Still the interregnum was not at an end. Though the new Sovereigns had been proclaimed, they had not yet been put into possession of the royal authority by a formal tender and a formal acceptance. At Edinburgh, as at Westminster, it was thought necessary that the instrument which settled the government should clearly define and solemnly assert those privileges of the people which the Stuarts had illegally infringed. A Claim of Right was therefore drawn up by the Twenty Four, and adopted by the Convention. To this Claim, which purported to be merely declaratory of the law as it stood, was added a supplementary paper containing a list of grievances which could be remedied only by new laws. One most important article which we should naturally expect to find at the head of such a list, the Convention, with great practical prudence, but in defiance of notorious facts and of unanswerable arguments, placed in the Claim of Right. Nobody could deny that prelacy was established by Act of Parliament. The power exercised by the Bishops might be pernicious, unscriptural, antichristian but illegal it certainly was not; and to pronounce it illegal was to outrage common sense.

The Whig leaders however were much more desirous to get rid of episcopacy than to prove themselves consummate publicists and logicians. If they made the abolition of episcopacy an article of the contract by which William was to hold the crown, they attained their end, though doubtless in a manner open to much criticism. If, on the other hand, they contented themselves with resolving that episcopacy was a noxious institution which at some future time the legislature would do well to abolish, they might find that their resolution, though unobjectionable in form, was barren of consequences. They knew that William by no means sympathized with their dislike of Bishops, and that, even had he been much more zealous for the Calvinistic model than he was, the relation in which he stood to the Anglican Church would make it difficult and dangerous for him to declare himself hostile to a fundamental part of the constitution of that Church. If he should become King of Scotland without being fettered by any pledge on this subject, it might well be apprehended that he would hesitate about passing an Act which would be regarded with abhorrence by a large body of his subjects in the south of the island. It was therefore most desirable that the question should be settled while the throne was still vacant. In this opinion many politicians concurred, who had no dislike to rochets and mitres, but who wished that William might have a quiet and prosperous reign. The Scottish people,--so these men reasoned,--hated episcopacy. The English loved it. To leave William any voice in the matter was to put him under the necessity of deeply wounding the strongest feelings of one of the nations which he governed.

It was therefore plainly for his own interest that the question, which he could not settle in any manner without incurring a fearful amount of obloquy, should be settled for him by others who were exposed to no such danger. He was not yet Sovereign of Scotland. While the interregnum lasted, the supreme power belonged to the Estates; and for what the Estates might do the prelatists of his southern kingdom could not hold him responsible. The elder Dalrymple wrote strongly from London to this effect, and there can be little doubt that he expressed the sentiments of his master. William would have sincerely rejoiced if the Scots could have been reconciled to a modified episcopacy.
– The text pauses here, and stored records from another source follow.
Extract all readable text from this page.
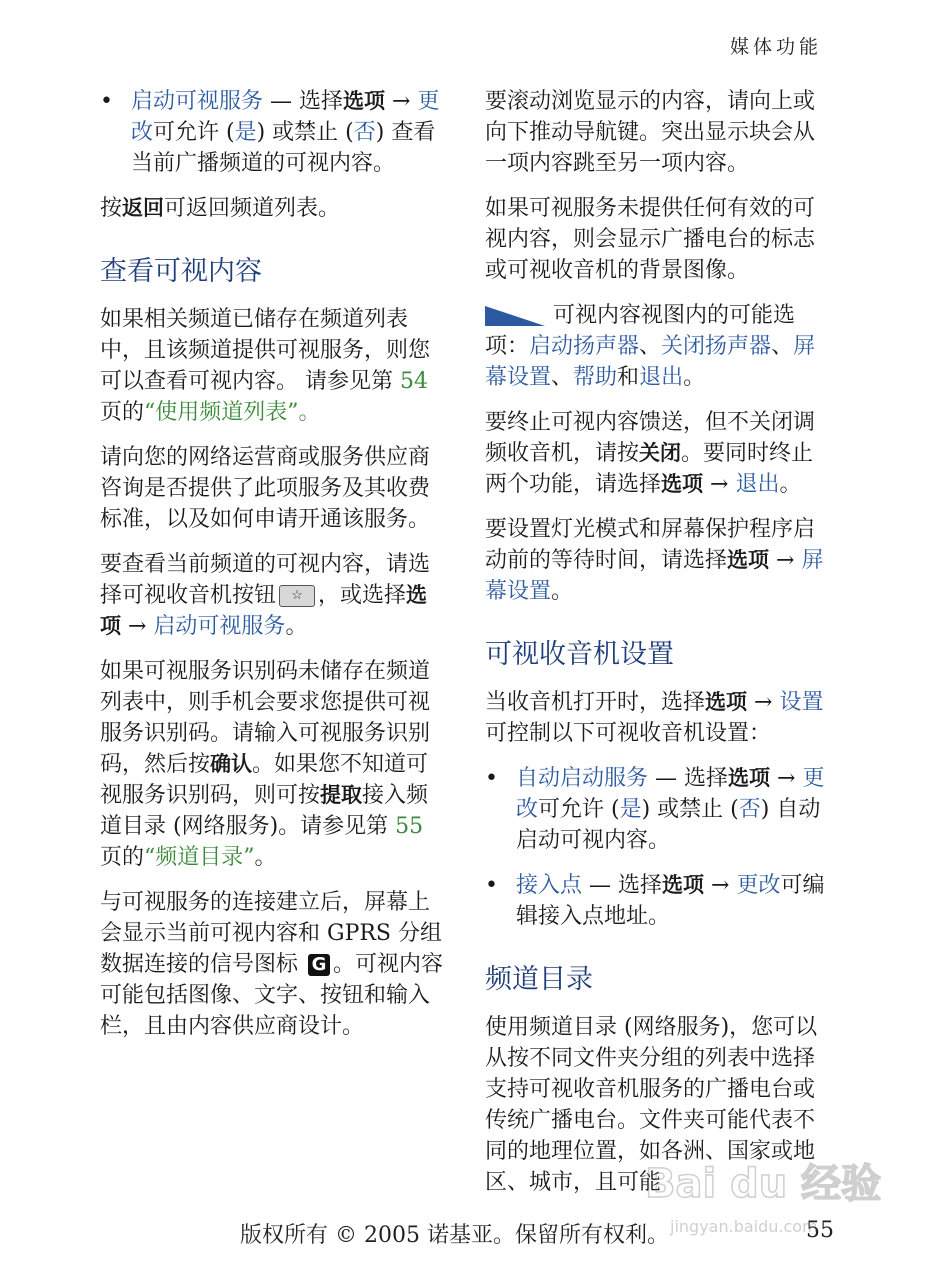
媒体功能
• 启动可视服务 — 选择选项 → 更改可允许 (是) 或禁止 (否) 查看当前广播频道的可视内容。

按返回可返回频道列表。

查看可视内容

如果相关频道已储存在频道列表中，且该频道提供可视服务，则您可以查看可视内容。 请参见第 54 页的“使用频道列表”。

请向您的网络运营商或服务供应商咨询是否提供了此项服务及其收费标准，以及如何申请开通该服务。

要查看当前频道的可视内容，请选择可视收音机按钮 ☆ ，或选择选项 → 启动可视服务。

如果可视服务识别码未储存在频道列表中，则手机会要求您提供可视服务识别码。请输入可视服务识别码，然后按确认。如果您不知道可视服务识别码，则可按提取接入频道目录 (网络服务)。请参见第 55 页的“频道目录”。

与可视服务的连接建立后，屏幕上会显示当前可视内容和 GPRS 分组数据连接的信号图标 G 。可视内容可能包括图像、文字、按钮和输入栏，且由内容供应商设计。

要滚动浏览显示的内容，请向上或向下推动导航键。突出显示块会从一项内容跳至另一项内容。

如果可视服务未提供任何有效的可视内容，则会显示广播电台的标志或可视收音机的背景图像。

可视内容视图内的可能选项：启动扬声器、关闭扬声器、屏幕设置、帮助和退出。

要终止可视内容馈送，但不关闭调频收音机，请按关闭。要同时终止两个功能，请选择选项 → 退出。

要设置灯光模式和屏幕保护程序启动前的等待时间，请选择选项 → 屏幕设置。

可视收音机设置

当收音机打开时，选择选项 → 设置可控制以下可视收音机设置：

• 自动启动服务 — 选择选项 → 更改可允许 (是) 或禁止 (否) 自动启动可视内容。
• 接入点 — 选择选项 → 更改可编辑接入点地址。
频道目录

使用频道目录 (网络服务)，您可以从按不同文件夹分组的列表中选择支持可视收音机服务的广播电台或传统广播电台。文件夹可能代表不同的地理位置，如各洲、国家或地区、城市，且可能

版权所有 © 2005 诺基亚。保留所有权利。	55
Bai du 经验
jingyan.baidu.com
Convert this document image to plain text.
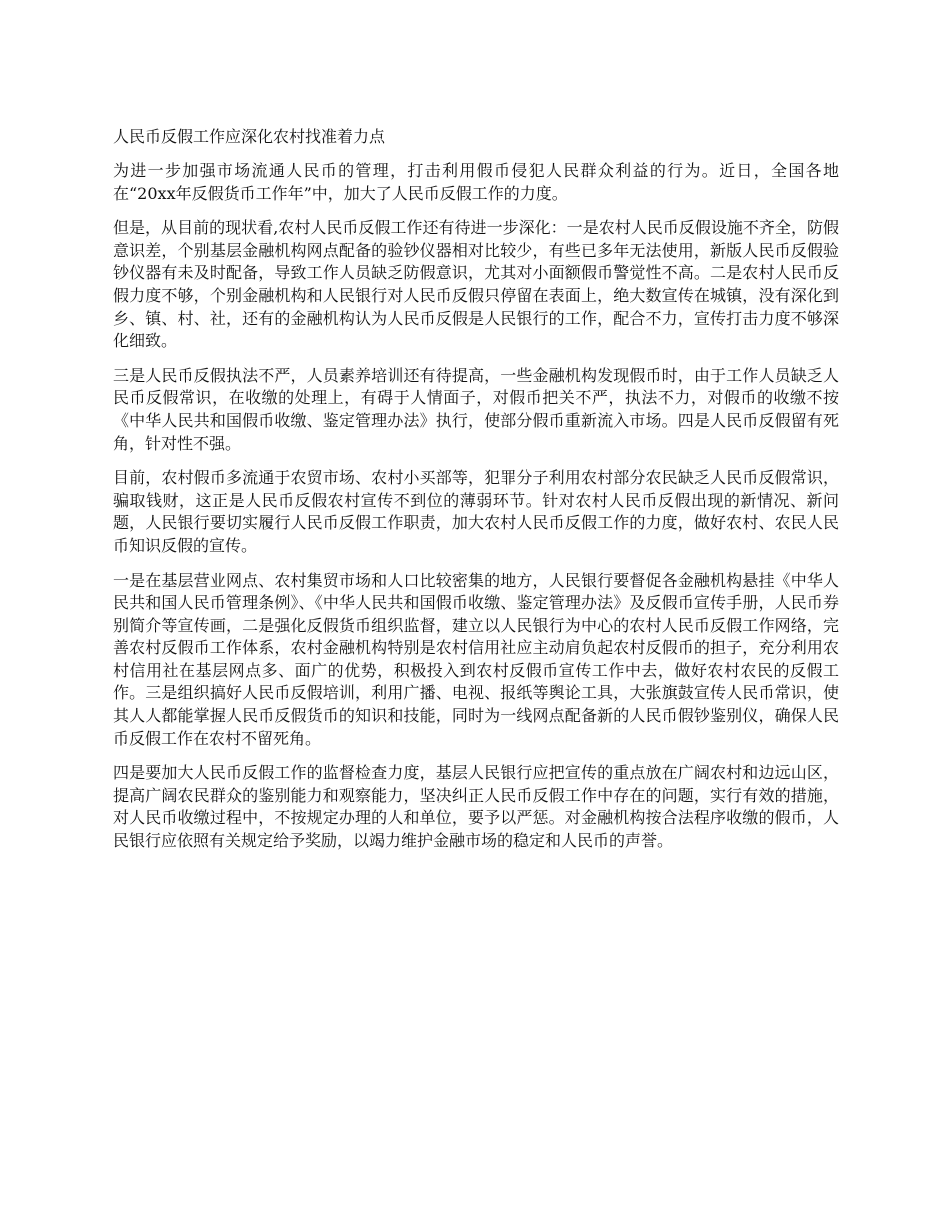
人民币反假工作应深化农村找准着力点

为进一步加强市场流通人民币的管理，打击利用假币侵犯人民群众利益的行为。近日，全国各地在“20xx年反假货币工作年”中，加大了人民币反假工作的力度。

但是，从目前的现状看,农村人民币反假工作还有待进一步深化：一是农村人民币反假设施不齐全，防假意识差，个别基层金融机构网点配备的验钞仪器相对比较少，有些已多年无法使用，新版人民币反假验钞仪器有未及时配备，导致工作人员缺乏防假意识，尤其对小面额假币警觉性不高。二是农村人民币反假力度不够，个别金融机构和人民银行对人民币反假只停留在表面上，绝大数宣传在城镇，没有深化到乡、镇、村、社，还有的金融机构认为人民币反假是人民银行的工作，配合不力，宣传打击力度不够深化细致。

三是人民币反假执法不严，人员素养培训还有待提高，一些金融机构发现假币时，由于工作人员缺乏人民币反假常识，在收缴的处理上，有碍于人情面子，对假币把关不严，执法不力，对假币的收缴不按《中华人民共和国假币收缴、鉴定管理办法》执行，使部分假币重新流入市场。四是人民币反假留有死角，针对性不强。

目前，农村假币多流通于农贸市场、农村小买部等，犯罪分子利用农村部分农民缺乏人民币反假常识，骗取钱财，这正是人民币反假农村宣传不到位的薄弱环节。针对农村人民币反假出现的新情况、新问题，人民银行要切实履行人民币反假工作职责，加大农村人民币反假工作的力度，做好农村、农民人民币知识反假的宣传。

一是在基层营业网点、农村集贸市场和人口比较密集的地方，人民银行要督促各金融机构悬挂《中华人民共和国人民币管理条例》、《中华人民共和国假币收缴、鉴定管理办法》及反假币宣传手册，人民币券别简介等宣传画，二是强化反假货币组织监督，建立以人民银行为中心的农村人民币反假工作网络，完善农村反假币工作体系，农村金融机构特别是农村信用社应主动肩负起农村反假币的担子，充分利用农村信用社在基层网点多、面广的优势，积极投入到农村反假币宣传工作中去，做好农村农民的反假工作。三是组织搞好人民币反假培训，利用广播、电视、报纸等舆论工具，大张旗鼓宣传人民币常识，使其人人都能掌握人民币反假货币的知识和技能，同时为一线网点配备新的人民币假钞鉴别仪，确保人民币反假工作在农村不留死角。

四是要加大人民币反假工作的监督检查力度，基层人民银行应把宣传的重点放在广阔农村和边远山区，提高广阔农民群众的鉴别能力和观察能力，坚决纠正人民币反假工作中存在的问题，实行有效的措施，对人民币收缴过程中，不按规定办理的人和单位，要予以严惩。对金融机构按合法程序收缴的假币，人民银行应依照有关规定给予奖励，以竭力维护金融市场的稳定和人民币的声誉。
But, since that could not be, it was manifestly desirable that they should themselves, while there was yet no King over them, pronounce the irrevocable doom of the institution which they abhorred.305The Convention, therefore, with little debate as it should seem, inserted in the Claim of Right a clause declaring that prelacy was an insupportable burden to the kingdom, that it had been long odious to the body of the people, and that it ought to be abolished.